Patients treated in the 4-mg arm achieved a median change in tumor volume from baseline of –9.5% at week 16, –35.5% at week 28, and –63.4% at week 40. The median change in TW2 signal intensity was –37.9%, –42.1%, and –56.6% at weeks 16, 28, and 40, respectively. The median change in the sum of diameters per RECIST v1.1 criteria was 1.7%, –9.6%, and –16.7% at weeks 16, 28, and 40, respectively.

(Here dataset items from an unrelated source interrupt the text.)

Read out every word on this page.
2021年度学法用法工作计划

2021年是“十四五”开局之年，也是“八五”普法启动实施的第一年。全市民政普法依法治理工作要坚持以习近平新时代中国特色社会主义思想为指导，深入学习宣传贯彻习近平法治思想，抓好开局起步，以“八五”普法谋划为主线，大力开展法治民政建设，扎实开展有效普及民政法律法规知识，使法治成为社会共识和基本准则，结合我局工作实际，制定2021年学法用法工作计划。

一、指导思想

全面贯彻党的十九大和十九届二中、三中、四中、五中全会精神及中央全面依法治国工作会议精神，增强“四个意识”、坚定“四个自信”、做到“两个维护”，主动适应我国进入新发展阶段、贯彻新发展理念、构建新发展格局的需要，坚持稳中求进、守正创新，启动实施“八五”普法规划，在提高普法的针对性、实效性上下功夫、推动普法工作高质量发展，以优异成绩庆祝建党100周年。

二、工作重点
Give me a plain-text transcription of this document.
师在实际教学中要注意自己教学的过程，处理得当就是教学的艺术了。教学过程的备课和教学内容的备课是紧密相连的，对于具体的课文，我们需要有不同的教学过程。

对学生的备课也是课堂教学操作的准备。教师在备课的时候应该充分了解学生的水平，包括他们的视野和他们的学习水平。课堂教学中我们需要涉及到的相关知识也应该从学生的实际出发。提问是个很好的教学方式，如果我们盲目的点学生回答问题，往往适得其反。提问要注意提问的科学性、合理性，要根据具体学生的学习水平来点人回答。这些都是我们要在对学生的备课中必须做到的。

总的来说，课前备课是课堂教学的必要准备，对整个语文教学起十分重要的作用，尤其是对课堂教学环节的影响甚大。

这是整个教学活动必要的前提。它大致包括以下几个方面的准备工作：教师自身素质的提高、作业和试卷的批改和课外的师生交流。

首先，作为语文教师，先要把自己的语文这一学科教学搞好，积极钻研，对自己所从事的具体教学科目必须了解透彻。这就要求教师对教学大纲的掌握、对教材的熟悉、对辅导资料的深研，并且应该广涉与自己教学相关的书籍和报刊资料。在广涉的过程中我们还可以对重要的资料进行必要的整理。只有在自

For patients given 2 mg of AL102 twice per week, the median change in tumor volume from baseline was –15.2% at week 16, –51.2% at week 28, and –61.2% at week 40. The median change in TW2 signal intensity was –28.2%, –50.2%, and –54.9% at weeks 16, 28, and 40, respectively. The median change in the sum of diameters per RECIST v1.1 criteria was –7.2%, –7.1%, and –22.0% at weeks 16, 28, and 40, respectively.
Enrollment is ongoing for the phase 3 portion of RINGSIDE.